Accurate determination of motor evoked potential amplitude in TMS: The impact of personal and experimental factors.

Clin Neurophysiol

REVAL - Rehabilitation Research Center, Faculty of Rehabilitation Sciences, University of Hasselt, Diepenbeek, Belgium.

Published: December 2024

AI Article Synopsis

  • Researchers explored how to optimize the number of trials needed for accurate motor-evoked potentials (MEPs) using transcranial magnetic stimulation (TMS) by analyzing personal and experimental variables.
  • They conducted a study with 47 young participants, collecting a total of 550 MEPs at various intensities, and determined how factors like TMS intensity, baseline resting motor threshold, and outlier exclusion influenced the required number of trials.
  • The findings highlight the importance of customizing TMS protocols due to variability, offering predictive equations and a tool to help future researchers select the optimal number of trials based on specific conditions.

Article Abstract

Objective: Corticospinal excitability can be quantified using motor-evoked potentials (MEP) following transcranial magnetic stimulation (TMS). However, the inherent variability of MEPs poses significant challenges. We establish a framework using personal and experimental factors to select the optimal number of trials (n) required for reliable MEP estimates.

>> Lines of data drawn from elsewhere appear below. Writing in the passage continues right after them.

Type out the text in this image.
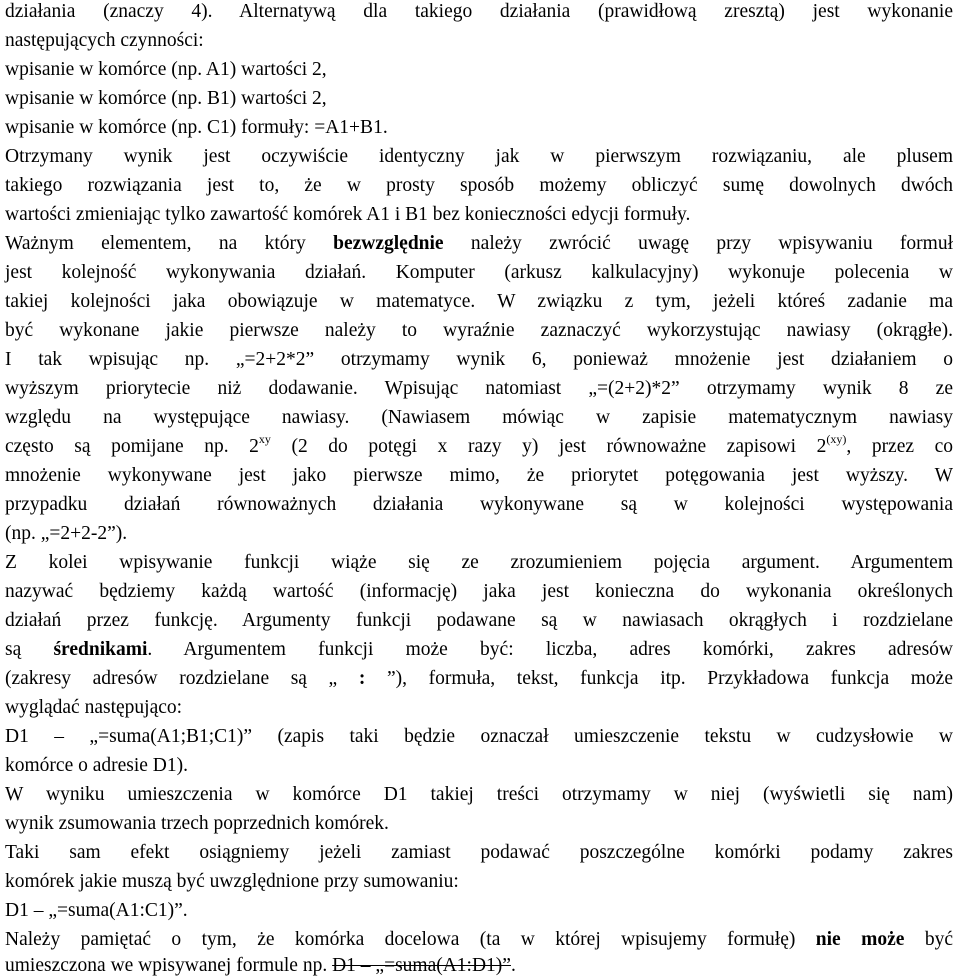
działania (znaczy 4). Alternatywą dla takiego działania (prawidłową zresztą) jest wykonanie
następujących czynności:
wpisanie w komórce (np. A1) wartości 2,
wpisanie w komórce (np. B1) wartości 2,
wpisanie w komórce (np. C1) formuły: =A1+B1.
Otrzymany wynik jest oczywiście identyczny jak w pierwszym rozwiązaniu, ale plusem
takiego rozwiązania jest to, że w prosty sposób możemy obliczyć sumę dowolnych dwóch
wartości zmieniając tylko zawartość komórek A1 i B1 bez konieczności edycji formuły.
Ważnym elementem, na który bezwzględnie należy zwrócić uwagę przy wpisywaniu formuł
jest kolejność wykonywania działań. Komputer (arkusz kalkulacyjny) wykonuje polecenia w
takiej kolejności jaka obowiązuje w matematyce. W związku z tym, jeżeli któreś zadanie ma
być wykonane jakie pierwsze należy to wyraźnie zaznaczyć wykorzystując nawiasy (okrągłe).
I tak wpisując np. „=2+2*2” otrzymamy wynik 6, ponieważ mnożenie jest działaniem o
wyższym priorytecie niż dodawanie. Wpisując natomiast „=(2+2)*2” otrzymamy wynik 8 ze
względu na występujące nawiasy. (Nawiasem mówiąc w zapisie matematycznym nawiasy
często są pomijane np. $2^{xy}$ (2 do potęgi x razy y) jest równoważne zapisowi $2^{(xy)}$, przez co
mnożenie wykonywane jest jako pierwsze mimo, że priorytet potęgowania jest wyższy. W
przypadku działań równoważnych działania wykonywane są w kolejności występowania
(np. „=2+2-2”).
Z kolei wpisywanie funkcji wiąże się ze zrozumieniem pojęcia argument. Argumentem
nazywać będziemy każdą wartość (informację) jaka jest konieczna do wykonania określonych
działań przez funkcję. Argumenty funkcji podawane są w nawiasach okrągłych i rozdzielane
są średnikami. Argumentem funkcji może być: liczba, adres komórki, zakres adresów
(zakresy adresów rozdzielane są „ : ”), formuła, tekst, funkcja itp. Przykładowa funkcja może
wyglądać następująco:
D1 – „=suma(A1;B1;C1)” (zapis taki będzie oznaczał umieszczenie tekstu w cudzysłowie w
komórce o adresie D1).
W wyniku umieszczenia w komórce D1 takiej treści otrzymamy w niej (wyświetli się nam)
wynik zsumowania trzech poprzednich komórek.
Taki sam efekt osiągniemy jeżeli zamiast podawać poszczególne komórki podamy zakres
komórek jakie muszą być uwzględnione przy sumowaniu:
D1 – „=suma(A1:C1)”.
Należy pamiętać o tym, że komórka docelowa (ta w której wpisujemy formułę) nie może być
umieszczona we wpisywanej formule np. D1 – „=suma(A1:D1)”.
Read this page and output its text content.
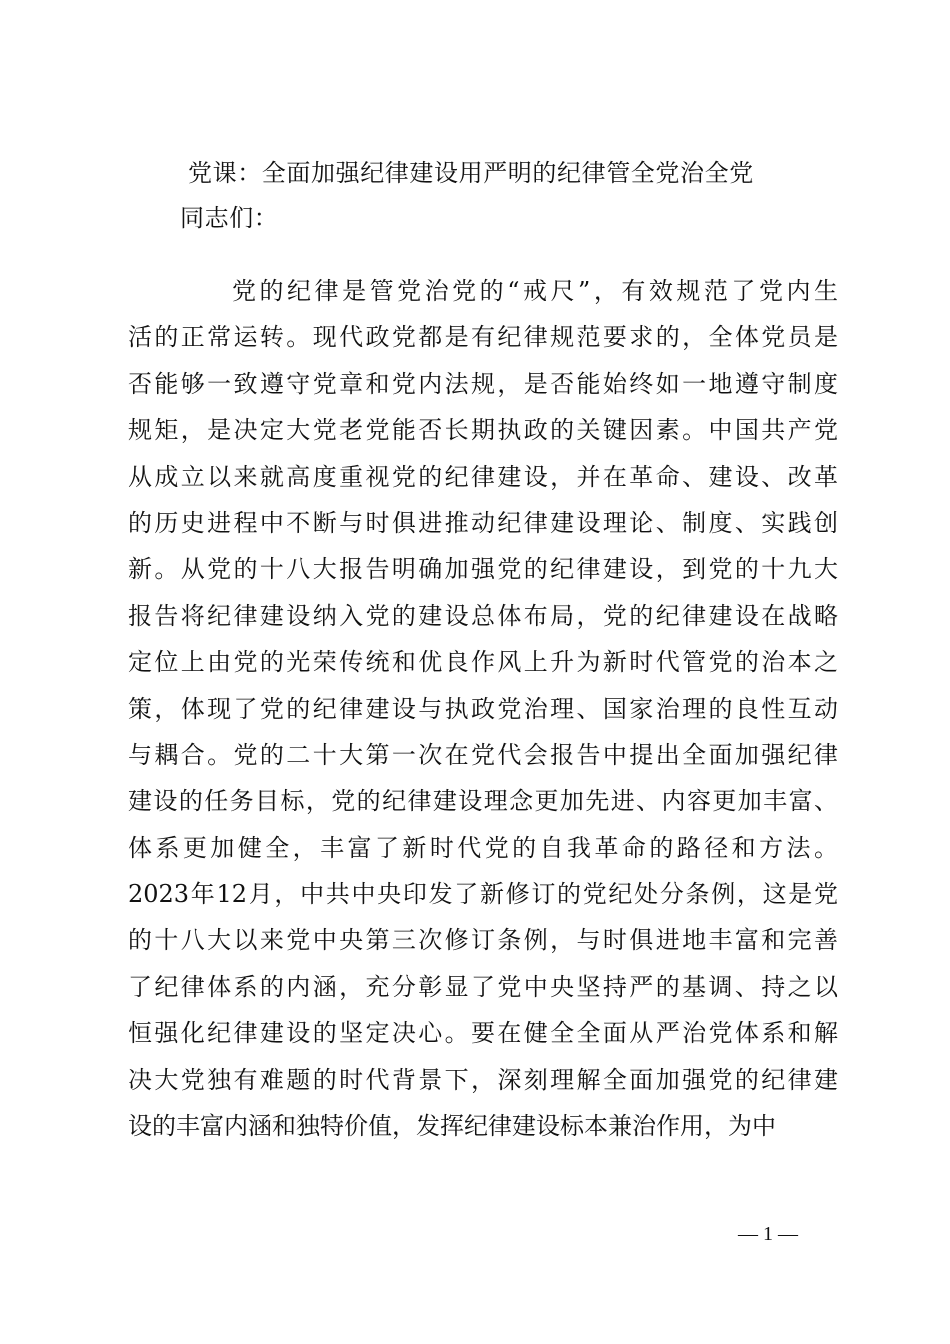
党课：全面加强纪律建设用严明的纪律管全党治全党
同志们：
党的纪律是管党治党的“戒尺”，有效规范了党内生
活的正常运转。现代政党都是有纪律规范要求的，全体党员是
否能够一致遵守党章和党内法规，是否能始终如一地遵守制度
规矩，是决定大党老党能否长期执政的关键因素。中国共产党
从成立以来就高度重视党的纪律建设，并在革命、建设、改革
的历史进程中不断与时俱进推动纪律建设理论、制度、实践创
新。从党的十八大报告明确加强党的纪律建设，到党的十九大
报告将纪律建设纳入党的建设总体布局，党的纪律建设在战略
定位上由党的光荣传统和优良作风上升为新时代管党的治本之
策，体现了党的纪律建设与执政党治理、国家治理的良性互动
与耦合。党的二十大第一次在党代会报告中提出全面加强纪律
建设的任务目标，党的纪律建设理念更加先进、内容更加丰富、
体系更加健全，丰富了新时代党的自我革命的路径和方法。
2023年12月，中共中央印发了新修订的党纪处分条例，这是党
的十八大以来党中央第三次修订条例，与时俱进地丰富和完善
了纪律体系的内涵，充分彰显了党中央坚持严的基调、持之以
恒强化纪律建设的坚定决心。要在健全全面从严治党体系和解
决大党独有难题的时代背景下，深刻理解全面加强党的纪律建
设的丰富内涵和独特价值，发挥纪律建设标本兼治作用，为中
— 1 —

Methods: 47 healthy younger underwent single-pulse TMS over the left primary motor cortex (M1). Per participant, 550 MEPs were collected at intensities ranging from 110 % to 150 % of the resting motor threshold (rMT), in 10 % increments. Per intensity, we calculated n. We analyzed which personal and experimental factors affected n.

Results: n decreased with increasing TMS intensity, lower rMT baseline values, and exclusion of single-trial outliers. Sex had no significant effect.

Conclusions: Our study indicates that even when TMS is used as an outcome measure, custom-tailoring its protocol to study-related circumstances is key, as TMS intensity, outliers, baseline rMT, and the desired precision level affect the number of TMS trials needed to obtain a reliable MEP. Thus, we underscore the absence of a universal rule-of-thumb rule, although our predictive equations and online tool provide future TMS experimenters with the means to estimate the required number of TMS trials based on individual characteristics and specific experimental conditions.

Significance: Our predictive equations offer a tailored approach for selecting n, enhancing the reliability of TMS-derived corticospinal excitability measurements.